U.S. News

Gunman in 2012 mass shooting at Alabama bar gets 30 years

(Reuters) - An Alabama man was sentenced to 30 years in prison after pleading guilty to opening fire in a Tuscaloosa bar during a night-long crime spree in 2012 in which he wounded 17 people, prosecutors said on Monday.

Nathan Van Wilkins, 44, is seen in a handout photo released by the Tuscaloosa Police Department on July 17, 2012. REUTERS/Tuscaloosa Police Department/Handout

Nathan Van Wilkins, 47, shot up the Copper Top bar using what witnesses described as an assault rifle, Tuscaloosa County Chief Deputy District Attorney Jonathan Cross said.

Wilkins’ sentence, including credit for more than two years’ time served, was handed down after he agreed to a plea deal on Friday, Cross said.

“We are very satisfied,” said Cross, who added that Wilkins was due to stand trial on Monday. “It’s always difficult to put witnesses through a trial. Him accepting responsibility spares them that.”

The incident began on the evening of July 16, 2012, after Wilkins, fired three months earlier from his job at an oilfield services company, was kicked out of his house after arguing with his girlfriend.

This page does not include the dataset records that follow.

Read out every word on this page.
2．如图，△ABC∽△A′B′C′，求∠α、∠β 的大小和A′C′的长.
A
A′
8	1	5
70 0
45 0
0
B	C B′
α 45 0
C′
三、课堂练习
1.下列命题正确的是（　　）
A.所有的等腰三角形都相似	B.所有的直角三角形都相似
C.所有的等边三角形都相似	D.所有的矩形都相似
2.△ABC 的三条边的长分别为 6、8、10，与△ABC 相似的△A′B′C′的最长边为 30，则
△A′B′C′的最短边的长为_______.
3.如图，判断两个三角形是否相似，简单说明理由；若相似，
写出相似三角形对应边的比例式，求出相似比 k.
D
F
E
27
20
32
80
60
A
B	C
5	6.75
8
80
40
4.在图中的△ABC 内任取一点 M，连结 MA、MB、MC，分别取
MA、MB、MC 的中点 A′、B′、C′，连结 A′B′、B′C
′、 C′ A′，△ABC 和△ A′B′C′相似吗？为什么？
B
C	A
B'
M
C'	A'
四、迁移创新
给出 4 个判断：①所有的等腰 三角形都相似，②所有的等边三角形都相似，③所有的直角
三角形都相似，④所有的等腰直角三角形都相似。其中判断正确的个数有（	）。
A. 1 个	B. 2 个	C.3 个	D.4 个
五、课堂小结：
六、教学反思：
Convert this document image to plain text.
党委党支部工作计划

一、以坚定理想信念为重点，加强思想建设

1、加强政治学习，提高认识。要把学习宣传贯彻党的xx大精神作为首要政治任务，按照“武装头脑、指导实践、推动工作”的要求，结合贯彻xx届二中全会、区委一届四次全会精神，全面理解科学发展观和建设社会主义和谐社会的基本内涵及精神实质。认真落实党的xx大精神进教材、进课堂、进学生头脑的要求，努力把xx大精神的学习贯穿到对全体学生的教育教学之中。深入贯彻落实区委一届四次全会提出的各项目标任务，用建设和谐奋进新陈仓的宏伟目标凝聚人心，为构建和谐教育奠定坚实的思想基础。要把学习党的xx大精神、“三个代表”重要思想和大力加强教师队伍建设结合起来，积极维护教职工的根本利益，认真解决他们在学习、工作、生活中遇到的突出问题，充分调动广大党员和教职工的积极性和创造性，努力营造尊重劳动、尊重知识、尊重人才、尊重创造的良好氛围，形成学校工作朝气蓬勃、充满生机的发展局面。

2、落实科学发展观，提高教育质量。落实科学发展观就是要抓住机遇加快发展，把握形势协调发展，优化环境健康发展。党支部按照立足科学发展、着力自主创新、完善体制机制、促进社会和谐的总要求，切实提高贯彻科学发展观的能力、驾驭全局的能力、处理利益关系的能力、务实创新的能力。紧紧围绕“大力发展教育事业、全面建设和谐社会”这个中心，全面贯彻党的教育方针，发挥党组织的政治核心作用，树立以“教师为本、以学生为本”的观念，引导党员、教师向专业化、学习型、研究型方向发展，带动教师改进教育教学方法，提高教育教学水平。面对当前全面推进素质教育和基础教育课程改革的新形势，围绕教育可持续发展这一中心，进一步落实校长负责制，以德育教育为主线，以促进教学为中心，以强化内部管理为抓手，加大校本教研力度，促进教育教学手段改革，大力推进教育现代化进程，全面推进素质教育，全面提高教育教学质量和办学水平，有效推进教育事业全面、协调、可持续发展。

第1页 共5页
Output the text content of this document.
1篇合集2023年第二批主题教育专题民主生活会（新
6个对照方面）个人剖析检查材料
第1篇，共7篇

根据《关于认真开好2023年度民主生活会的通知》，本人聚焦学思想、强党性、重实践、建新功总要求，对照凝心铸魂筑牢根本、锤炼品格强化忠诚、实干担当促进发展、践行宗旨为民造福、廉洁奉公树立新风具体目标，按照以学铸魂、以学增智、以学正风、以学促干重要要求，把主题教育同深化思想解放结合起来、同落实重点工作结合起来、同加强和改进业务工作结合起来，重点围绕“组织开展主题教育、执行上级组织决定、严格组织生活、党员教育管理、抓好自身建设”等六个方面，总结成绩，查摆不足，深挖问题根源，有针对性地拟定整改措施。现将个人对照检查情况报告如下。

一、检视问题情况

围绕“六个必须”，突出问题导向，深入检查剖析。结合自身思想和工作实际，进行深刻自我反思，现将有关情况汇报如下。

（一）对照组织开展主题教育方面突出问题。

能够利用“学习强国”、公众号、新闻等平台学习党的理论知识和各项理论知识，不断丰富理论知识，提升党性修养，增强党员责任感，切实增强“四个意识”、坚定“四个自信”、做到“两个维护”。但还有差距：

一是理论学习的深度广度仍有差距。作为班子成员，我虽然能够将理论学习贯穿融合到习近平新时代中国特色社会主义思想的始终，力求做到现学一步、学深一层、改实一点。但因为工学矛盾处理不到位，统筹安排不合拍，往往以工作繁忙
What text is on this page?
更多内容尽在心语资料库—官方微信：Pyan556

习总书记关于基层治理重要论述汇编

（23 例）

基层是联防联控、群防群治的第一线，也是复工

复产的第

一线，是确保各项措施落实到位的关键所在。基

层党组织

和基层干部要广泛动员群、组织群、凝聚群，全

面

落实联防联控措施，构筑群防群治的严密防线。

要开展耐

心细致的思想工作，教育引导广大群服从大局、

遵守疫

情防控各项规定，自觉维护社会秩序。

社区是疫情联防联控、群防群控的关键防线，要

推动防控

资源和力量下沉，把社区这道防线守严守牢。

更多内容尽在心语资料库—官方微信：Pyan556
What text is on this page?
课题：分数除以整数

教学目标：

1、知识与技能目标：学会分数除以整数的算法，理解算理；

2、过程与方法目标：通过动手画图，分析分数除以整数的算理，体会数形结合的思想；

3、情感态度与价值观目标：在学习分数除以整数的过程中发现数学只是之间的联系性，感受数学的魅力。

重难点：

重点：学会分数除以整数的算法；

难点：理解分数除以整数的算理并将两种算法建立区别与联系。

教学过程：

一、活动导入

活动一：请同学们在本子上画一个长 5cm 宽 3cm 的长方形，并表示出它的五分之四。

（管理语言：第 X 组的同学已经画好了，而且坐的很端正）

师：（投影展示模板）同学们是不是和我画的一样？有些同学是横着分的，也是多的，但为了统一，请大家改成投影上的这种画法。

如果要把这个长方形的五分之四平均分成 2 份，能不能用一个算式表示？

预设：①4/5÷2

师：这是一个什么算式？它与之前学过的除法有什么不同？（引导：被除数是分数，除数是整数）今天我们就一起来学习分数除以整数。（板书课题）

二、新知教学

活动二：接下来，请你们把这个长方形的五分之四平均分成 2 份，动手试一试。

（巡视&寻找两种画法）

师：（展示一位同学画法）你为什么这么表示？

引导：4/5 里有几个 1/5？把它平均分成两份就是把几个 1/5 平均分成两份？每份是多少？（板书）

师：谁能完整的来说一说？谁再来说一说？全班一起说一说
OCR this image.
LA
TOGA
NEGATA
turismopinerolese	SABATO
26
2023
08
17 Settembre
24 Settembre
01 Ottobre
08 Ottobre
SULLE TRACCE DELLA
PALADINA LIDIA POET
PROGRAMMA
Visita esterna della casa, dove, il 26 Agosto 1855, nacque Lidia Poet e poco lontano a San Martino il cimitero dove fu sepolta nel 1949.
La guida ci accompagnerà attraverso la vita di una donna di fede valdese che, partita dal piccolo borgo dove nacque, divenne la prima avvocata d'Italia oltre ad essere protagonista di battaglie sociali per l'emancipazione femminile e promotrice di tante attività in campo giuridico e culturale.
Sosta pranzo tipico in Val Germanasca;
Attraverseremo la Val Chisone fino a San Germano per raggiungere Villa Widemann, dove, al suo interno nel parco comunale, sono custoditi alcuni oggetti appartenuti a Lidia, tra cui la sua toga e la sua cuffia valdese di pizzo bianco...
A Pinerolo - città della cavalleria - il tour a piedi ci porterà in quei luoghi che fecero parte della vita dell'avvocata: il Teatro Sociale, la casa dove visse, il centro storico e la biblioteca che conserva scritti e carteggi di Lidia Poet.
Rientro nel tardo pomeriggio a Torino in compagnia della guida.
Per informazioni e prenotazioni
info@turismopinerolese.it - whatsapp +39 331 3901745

After setting a former supervisor’s company truck on fire, he shot and wounded a man in front of a house, then went to the Copper Top bar, where he opened fire, wounding 16 people inside, Cross said.

Early the next morning, Wilkins set fire to the headquarters of his former employer, Capstone Oilfield Services, before surrendering to police, Cross said.

Wilkins pleaded guilty to five counts of attempted murder, 10 counts of second-degree assault and one count of arson, with 52 other charges dropped as part of a deal with prosecutors.

Had he stood trial, he faced a maximum life sentence, which is treated by Alabama’s parole board as 30 years, Cross said. He will be eligible for parole after 15 years, the prosecutor added.

Wilkins’ attorney, Joseph Van Heest, did not immediately respond to a message seeking comment.